Hasil penelitian sudah begitu maju sehingga dalam beberapa tahun ke depan, mereka berencana melempar busa yang terbuat dengan cara ini ke pasaran.

"Visi kami mulai tahun 2015 memproduksi rangkaian produk plastik tahap awal yang karbonnya didapat dari CO2," jelas Rink.

Asam polilaktat menjadi bahan utama kedua gulungan plastik ini
Asam polilaktat menjadi bahan utama kedua gulungan plastik iniFoto: DW/F. Schmidt

Berguna bagi Orang Lain

Periset Tobias Gärtner dari Institut Fraunhofer untuk Teknik Antarmuka dan Bioteknologi mengambil pendekatan serupa.
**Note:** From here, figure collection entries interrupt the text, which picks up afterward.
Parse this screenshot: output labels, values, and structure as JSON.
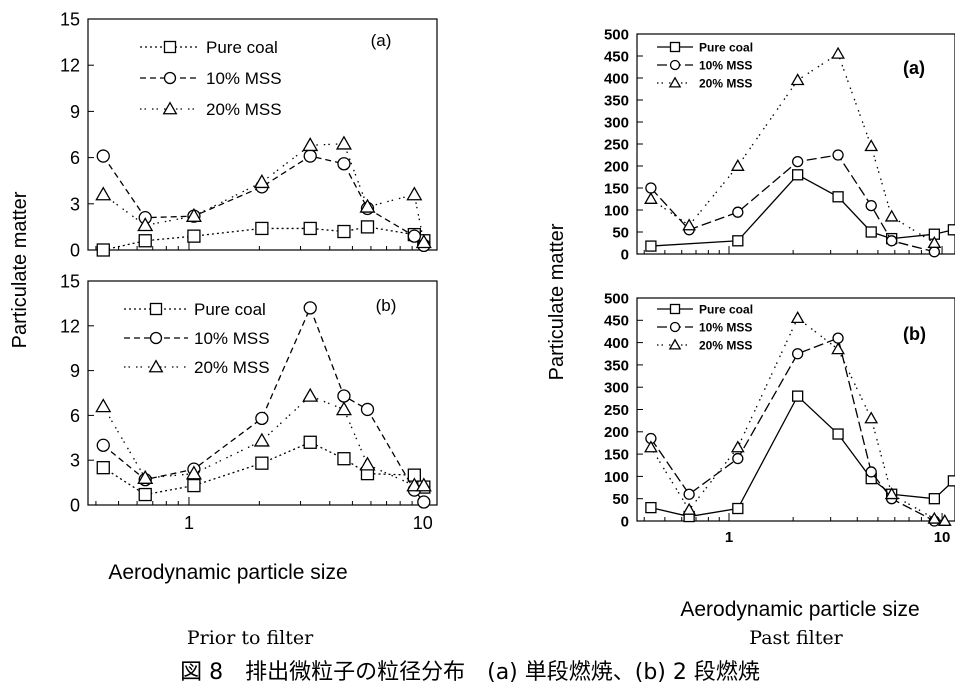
{
  "figure": {
    "left_ylabel": "Particulate matter",
    "right_ylabel": "Particulate matter",
    "left_xlabel": "Aerodynamic particle size",
    "right_xlabel": "Aerodynamic particle size",
    "left_caption": "Prior to filter",
    "right_caption": "Past filter",
    "main_caption": "図 8　排出微粒子の粒径分布　(a) 単段燃焼、(b) 2 段燃焼"
  },
  "chart_data": [
    {
      "panel": "(a)",
      "group": "Prior to filter",
      "type": "line",
      "xscale": "log",
      "xlim": [
        0.37,
        11.5
      ],
      "ylim": [
        0,
        15
      ],
      "yticks": [
        0,
        3,
        6,
        9,
        12,
        15
      ],
      "xticks": [
        1,
        10
      ],
      "legend_position": "top-left",
      "series": [
        {
          "name": "Pure coal",
          "marker": "square",
          "dash": "dotted",
          "x": [
            0.43,
            0.65,
            1.05,
            2.05,
            3.3,
            4.6,
            5.8,
            9.2,
            10.1
          ],
          "y": [
            0.0,
            0.6,
            0.9,
            1.4,
            1.4,
            1.2,
            1.5,
            1.0,
            0.6
          ]
        },
        {
          "name": "10% MSS",
          "marker": "circle",
          "dash": "dashed",
          "x": [
            0.43,
            0.65,
            1.05,
            2.05,
            3.3,
            4.6,
            5.8,
            9.2,
            10.1
          ],
          "y": [
            6.1,
            2.1,
            2.2,
            4.1,
            6.1,
            5.6,
            2.7,
            0.9,
            0.3
          ]
        },
        {
          "name": "20% MSS",
          "marker": "triangle",
          "dash": "dashdot",
          "x": [
            0.43,
            0.65,
            1.05,
            2.05,
            3.3,
            4.6,
            5.8,
            9.2,
            10.1
          ],
          "y": [
            3.6,
            1.6,
            2.2,
            4.4,
            6.8,
            6.9,
            2.8,
            3.6,
            0.5
          ]
        }
      ]
    },
    {
      "panel": "(b)",
      "group": "Prior to filter",
      "type": "line",
      "xscale": "log",
      "xlim": [
        0.37,
        11.5
      ],
      "ylim": [
        0,
        15
      ],
      "yticks": [
        0,
        3,
        6,
        9,
        12,
        15
      ],
      "xticks": [
        1,
        10
      ],
      "xticklabels": [
        "1",
        "10"
      ],
      "legend_position": "top-left",
      "series": [
        {
          "name": "Pure coal",
          "marker": "square",
          "dash": "dotted",
          "x": [
            0.43,
            0.65,
            1.05,
            2.05,
            3.3,
            4.6,
            5.8,
            9.2,
            10.1
          ],
          "y": [
            2.5,
            0.7,
            1.3,
            2.8,
            4.2,
            3.1,
            2.1,
            2.0,
            1.2
          ]
        },
        {
          "name": "10% MSS",
          "marker": "circle",
          "dash": "dashed",
          "x": [
            0.43,
            0.65,
            1.05,
            2.05,
            3.3,
            4.6,
            5.8,
            9.2,
            10.1
          ],
          "y": [
            4.0,
            1.7,
            2.4,
            5.8,
            13.2,
            7.3,
            6.4,
            1.0,
            0.2
          ]
        },
        {
          "name": "20% MSS",
          "marker": "triangle",
          "dash": "dashdot",
          "x": [
            0.43,
            0.65,
            1.05,
            2.05,
            3.3,
            4.6,
            5.8,
            9.2,
            10.1
          ],
          "y": [
            6.6,
            1.8,
            2.1,
            4.3,
            7.3,
            6.4,
            2.7,
            1.3,
            1.3
          ]
        }
      ]
    },
    {
      "panel": "(a)",
      "group": "Past filter",
      "type": "line",
      "xscale": "log",
      "xlim": [
        0.37,
        11.5
      ],
      "ylim": [
        0,
        500
      ],
      "yticks": [
        0,
        50,
        100,
        150,
        200,
        250,
        300,
        350,
        400,
        450,
        500
      ],
      "xticks": [
        1,
        10
      ],
      "legend_position": "top-left",
      "series": [
        {
          "name": "Pure coal",
          "marker": "square",
          "dash": "solid",
          "x": [
            0.43,
            1.1,
            2.1,
            3.25,
            4.65,
            5.8,
            9.2,
            11.3
          ],
          "y": [
            18,
            30,
            180,
            130,
            50,
            35,
            45,
            55
          ]
        },
        {
          "name": "10% MSS",
          "marker": "circle",
          "dash": "longdash",
          "x": [
            0.43,
            0.65,
            1.1,
            2.1,
            3.25,
            4.65,
            5.8,
            9.2
          ],
          "y": [
            150,
            55,
            95,
            210,
            225,
            110,
            30,
            5
          ]
        },
        {
          "name": "20% MSS",
          "marker": "triangle",
          "dash": "dashdot",
          "x": [
            0.43,
            0.65,
            1.1,
            2.1,
            3.25,
            4.65,
            5.8,
            9.2
          ],
          "y": [
            125,
            65,
            200,
            395,
            455,
            245,
            85,
            25
          ]
        }
      ]
    },
    {
      "panel": "(b)",
      "group": "Past filter",
      "type": "line",
      "xscale": "log",
      "xlim": [
        0.37,
        11.5
      ],
      "ylim": [
        0,
        500
      ],
      "yticks": [
        0,
        50,
        100,
        150,
        200,
        250,
        300,
        350,
        400,
        450,
        500
      ],
      "xticks": [
        1,
        10
      ],
      "xticklabels": [
        "1",
        "10"
      ],
      "legend_position": "top-left",
      "series": [
        {
          "name": "Pure coal",
          "marker": "square",
          "dash": "solid",
          "x": [
            0.43,
            0.65,
            1.1,
            2.1,
            3.25,
            4.65,
            5.8,
            9.2,
            11.3
          ],
          "y": [
            30,
            10,
            28,
            280,
            195,
            95,
            60,
            50,
            90
          ]
        },
        {
          "name": "10% MSS",
          "marker": "circle",
          "dash": "longdash",
          "x": [
            0.43,
            0.65,
            1.1,
            2.1,
            3.25,
            4.65,
            5.8,
            9.2
          ],
          "y": [
            185,
            60,
            140,
            375,
            410,
            110,
            50,
            0
          ]
        },
        {
          "name": "20% MSS",
          "marker": "triangle",
          "dash": "dashdot",
          "x": [
            0.43,
            0.65,
            1.1,
            2.1,
            3.25,
            4.65,
            5.8,
            9.2,
            10.3
          ],
          "y": [
            165,
            25,
            165,
            455,
            385,
            230,
            60,
            5,
            0
          ]
        }
      ]
    }
  ]
}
Penelitiannya fokus kepada produksi plastik dari beragam sampah, seperti lignin, sisa senyawa kimia dari pemrosesan kayu.
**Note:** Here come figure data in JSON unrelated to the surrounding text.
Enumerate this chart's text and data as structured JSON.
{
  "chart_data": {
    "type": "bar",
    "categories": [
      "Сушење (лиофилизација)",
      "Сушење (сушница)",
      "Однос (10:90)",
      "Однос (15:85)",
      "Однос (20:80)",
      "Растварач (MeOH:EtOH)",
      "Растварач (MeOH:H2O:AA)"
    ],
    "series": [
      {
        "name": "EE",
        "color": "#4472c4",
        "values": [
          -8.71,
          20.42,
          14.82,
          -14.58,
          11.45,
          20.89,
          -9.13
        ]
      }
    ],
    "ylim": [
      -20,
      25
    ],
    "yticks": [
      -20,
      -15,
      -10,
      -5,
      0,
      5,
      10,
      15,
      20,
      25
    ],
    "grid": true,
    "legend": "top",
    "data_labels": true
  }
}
"Lignin dipecah menjadi bagian-bagian kecil melalui kombinasi katalis kimia dan bioteknologi," papar Gärtner ke DW.

Hasilnya monomer atau molekul individual yang kemudian diubah menjadi polimer, atau rantai panjang hidrokarbon - komponen dasar plastik.
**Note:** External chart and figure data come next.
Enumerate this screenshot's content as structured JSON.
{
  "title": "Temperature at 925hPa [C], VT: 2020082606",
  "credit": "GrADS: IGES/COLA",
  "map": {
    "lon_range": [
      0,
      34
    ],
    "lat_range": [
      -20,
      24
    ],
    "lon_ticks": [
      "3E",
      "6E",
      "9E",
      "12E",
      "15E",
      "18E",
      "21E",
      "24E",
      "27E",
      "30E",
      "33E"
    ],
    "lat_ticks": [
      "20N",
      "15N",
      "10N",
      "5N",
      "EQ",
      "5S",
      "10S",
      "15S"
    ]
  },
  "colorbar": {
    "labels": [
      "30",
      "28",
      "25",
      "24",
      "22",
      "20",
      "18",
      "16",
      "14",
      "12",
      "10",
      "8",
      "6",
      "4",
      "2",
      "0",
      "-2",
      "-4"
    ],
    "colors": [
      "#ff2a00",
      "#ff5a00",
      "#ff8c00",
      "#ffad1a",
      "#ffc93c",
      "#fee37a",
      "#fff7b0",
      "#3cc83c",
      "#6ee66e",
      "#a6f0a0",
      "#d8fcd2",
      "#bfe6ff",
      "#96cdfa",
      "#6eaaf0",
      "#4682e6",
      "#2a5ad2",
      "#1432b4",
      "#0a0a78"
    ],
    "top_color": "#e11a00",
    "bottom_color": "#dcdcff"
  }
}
Bahan mentah yang digunakan Gärtner termasuk kulit jeruk atau terpena, hidrokarbon aromatis yang ditemukan pada getah pohon berkayu lunak.

"Alam telah memberikan semua molekul ini struktur yang definitif yang dapat difilter," katanya. "Di Eropa, mereka diproduksi dengan laju ribuan ton per tahun."

Sampah dari penangkapan kepiting juga jumlahnya dalam hitungan ton dan Gärtner mengatakan cangkang kepiting juga dapat membentuk basis plastik.

"Cangkang kepiting mengandung kitin, polimer organik yang dapat diekstrak. Dan cangkang kepiting bermasalah," tambahnya, "karena mereka mengeluarkan gas berbahaya saat membusuk di tempat pembuangan sampah."

Segera hadir di riteler terdekat?
Segera hadir di riteler terdekat?Foto: DW/F. Schmidt

'Dari roti untuk roti'

Kini plastik yang terbuat dari bahan terbarukan dipakai selayaknya plastik klasik. Bahkan dapat diintegrasikan dengan tekstil. Rainer Rihm dari Institut Fraunhofer untuk Riset Polimer Terapan di Potsdam telah mengembangkan alat cukur sekali pakai, kemeja polo dan topi bisbol, semuanya dari asam polilaktat, turunan dari jagung atau tebu.

"Dapat dibuat menjadi onderdil mobil," menurut Rihm. "Aplikasi medis juga mungkin - sekrup yang larut dalam tubuh manusia." Bahkan roti mengandung asam laktat, memungkinkan kerak roti untuk digunakan lebih lanjut.

"Institut di Potsdam memiliki motto, 'Dari roti untuk roti,'" ucap Rihm. "Dari roti basi diekstrak asam laktat untuk kemudian dibuat asam polilaktat, lalu dibuat tas pembungkus roti."